I've got my eye on a cheap, second hand home roaster, the iRoast 2. I've read reviews and, while being a good roaster, it's obscenely hard to use, but it's next competitor is £200 more than this is going for.

Anyone else roast at home? Any tips or tricks, or horror stories about the iRoast?









Love ya,

Seamus


----------



## Neo (Jun 24, 2008)

iRoast is a little bit small and my friend said that as the heating up process is pretty quite, at darker roaster it's possible that you get the crust roasted to charcoal but it's still quite raw inside.

Have you considered Behmor, I've heard that a 220v version is coming out and I'm anticipating that


----------



## SeamusMcFlurry (Jul 9, 2008)

To be honest I've not really seen many apart from the Hottop and the iRoast.
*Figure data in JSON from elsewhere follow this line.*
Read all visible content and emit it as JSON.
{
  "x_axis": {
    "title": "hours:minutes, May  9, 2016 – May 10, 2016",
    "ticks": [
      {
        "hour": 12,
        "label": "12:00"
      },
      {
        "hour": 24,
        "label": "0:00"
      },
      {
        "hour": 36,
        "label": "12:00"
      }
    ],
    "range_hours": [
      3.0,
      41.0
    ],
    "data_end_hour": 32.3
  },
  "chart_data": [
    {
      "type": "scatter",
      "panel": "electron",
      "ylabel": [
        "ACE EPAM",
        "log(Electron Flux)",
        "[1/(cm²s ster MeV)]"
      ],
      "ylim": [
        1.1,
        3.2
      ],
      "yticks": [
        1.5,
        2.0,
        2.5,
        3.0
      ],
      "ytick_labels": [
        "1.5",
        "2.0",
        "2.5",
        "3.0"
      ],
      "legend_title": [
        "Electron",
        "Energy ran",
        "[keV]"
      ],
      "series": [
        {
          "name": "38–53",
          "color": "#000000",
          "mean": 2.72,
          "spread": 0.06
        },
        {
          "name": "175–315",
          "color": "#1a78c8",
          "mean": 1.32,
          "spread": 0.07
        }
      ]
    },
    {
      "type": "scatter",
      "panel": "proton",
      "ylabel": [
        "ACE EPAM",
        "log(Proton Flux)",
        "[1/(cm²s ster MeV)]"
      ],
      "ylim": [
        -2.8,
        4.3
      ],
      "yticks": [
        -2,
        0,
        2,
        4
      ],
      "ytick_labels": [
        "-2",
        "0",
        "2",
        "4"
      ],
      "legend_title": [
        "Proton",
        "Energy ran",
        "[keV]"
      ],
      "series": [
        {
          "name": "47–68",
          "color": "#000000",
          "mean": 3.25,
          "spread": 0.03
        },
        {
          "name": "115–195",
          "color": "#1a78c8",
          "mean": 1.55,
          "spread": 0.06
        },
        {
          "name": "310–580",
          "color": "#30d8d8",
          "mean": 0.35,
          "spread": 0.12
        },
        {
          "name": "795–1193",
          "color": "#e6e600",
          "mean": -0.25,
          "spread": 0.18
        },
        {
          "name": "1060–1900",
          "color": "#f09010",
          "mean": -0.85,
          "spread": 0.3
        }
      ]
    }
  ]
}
Will have a look though. Cheers


----------



## chrisweaver_barista (Jun 14, 2008)

I have the Iroast, I love it. I don't really understand the technical side of things, however, I have done a lot of roasts with it that have come out great.

Having a programmable roast curve is great, but for the time being, I just use the built in ones for the ramp up, and stop it when the roast is ready.

The only issue with it can be the loud noise, especially as sometimes it does rattle!!

Great starter roaster though!!


----------



## SeamusMcFlurry (Jul 9, 2008)

Hm...well, thanks to a speeding fine all roasters are now out of my reach, so I'll have a good look.


----------



## chrisweaver_barista (Jun 14, 2008)

argh, thats no good seamus!!!

I'll pm you with a suggestion!!

Chris


----------



## brewjester (Nov 12, 2008)

Seamus, chech out http://www.sweetmarias.com. They've got a great selection of roasters and beans. They could also tell you if anyone in your neck of the woods has the equipment to get you started. Hope this helps.


----------



## SeamusMcFlurry (Jul 9, 2008)

Cheers man









Put home roasting on hold for a bit, cos I'm entering the UKBC this coming year, which may cost a bit. Soonish though...


----------